Zinedine Zidane's men couldn't lift La Liga in the end, even if they deserve credit for the way they mustered their strength to push Barcelona to the wire under the Frenchman, writes Tim Stannard.
The week in five words
Another league title fight lost
What went well
About 14 minutes went well. The 14 minutes when Real Madrid were theoretical league champions with the Bernabéu outfit 1-0 up at Deportivo and Barcelona still trying to grind down Granada.
But then Luis Suárez popped up with the first of three goals to see reality biting Madrid on the bum in what turned out to be a very drama-free conclusion to the league title race, compared to what was expected a week before, when three teams were going all guns blazing for the gong.
Aside from that near quarter-of-hour of potential glory, it is slim pickings from the week aside from the fact that at least Madrid were in a position to fail to win La Primera on the final day, as opposed to giving up the fight sometime in March.

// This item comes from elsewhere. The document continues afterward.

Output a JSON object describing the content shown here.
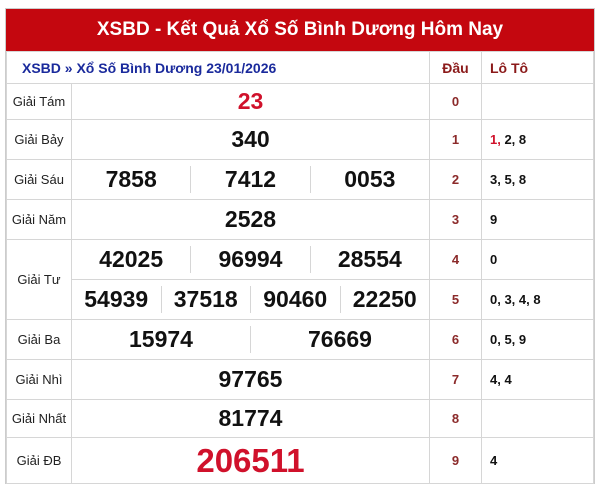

A small pat on the pack from Cristiano Ronaldo is probably deserved though, after his brace saw the footballer reaching a tally of over 50 goals for Madrid in the past six seasons. The current total stands at 51 strikes with one match left to take care of in Milan.
It is less about the week and more about the season, but Madrid failed to win La Liga once again, which is the bread and butter of the club - or rather than toast and tomato, to convert it into more Iberian tastes.
Whilst the talk in AS was of the Madrid 'dying on their feet’ against Deportivo, the league title victory for Barcelona sees Madrid with just the single Primera win in the past eight years, the same as Atlético Madrid, who have spent slightly less.
However, it is true that a Champions League win will quickly help cleanse that record a touch, but a defeat to Atlético Madrid in Milan will see the season ending trophy-less and with the possibility of fellow Spanish sides, Barcelona, Atlético Madrid and Sevilla all winning trinkets.
Although the chances were slim of Ronaldo winning the Pichichi, a treble for Luis Suárez to better CR7’s brace meant that the chances of a late day surge were eliminated fairly quickly, meaning that the Portuguese's portal podium brought to La Riazor went unused.
Quote of the week
“How am I doing? Didn’t you watch the game?” - an incredulous Ronaldo modestly responds to some media enquiries as to his general state of being after being subbed at half-time during the Deportivo win.
The need-to-know facts
- Madrid under Zidane dropped just seven points from a possible 60 under the leadership of the French coach.
- The record of just one win in eight years is the worst run for Madrid since the 1953-54 season, when 17 campaigns flew by without a league title victory.
- After losing six games in a row at the Riazor against Deportivo, Madrid have now gone five matches there unbeaten.
- The win meant Madrid have now gone 11 straight games unbeaten on the road.
Video of the week
Want to see all 35 of Cristiano’s goals this season? Then click away here…
It’s time to give Zinedine Zidane a little love. Although Tomás Roncero was being more than a little mischievous in AS with the claim that the French manager 'won La Liga', Zizou did pick up four more points that Luis Enrique’s Barcelona in the 20 matches that Zidane was in charge, after gathering up the reigns from the now very forgotten Rafa Benítez.
The rookie in charge of Madrid took a lot of learnings from Carlo Ancelotti’s easy going approach and also added a bit of his own strong, stubborn personality in not pulling any punches. The trick undertaken by Zidane was to keep the superstars happy, but restore balance to the team by casting the shirt-selling James Rodríguez onto the bench and replacing the Colombian with the more defensively-minded Casemiro.
Florentino Pérez probably still feels that Madrid’s recent lack of success in the past seven years during his Second Coming, is all someone else’s fault: failing players, failing managers, failing referees not stopping Barcelona enough, failing weather.
But eventually, the euro has to fall that this was a league title that could well have been won had Carlo Ancelotti been in charge and the team had a season of stability rather than Sergio Ramos in-or-out, David de Gea in-or-out, Cristiano in-or-out, Rafa Benitez in-or-out and so on and so on.
But at least Madrid won something that matters a great deal to Pérez - the club is the most valuable in the world, according to Forbes. So that’s alright then.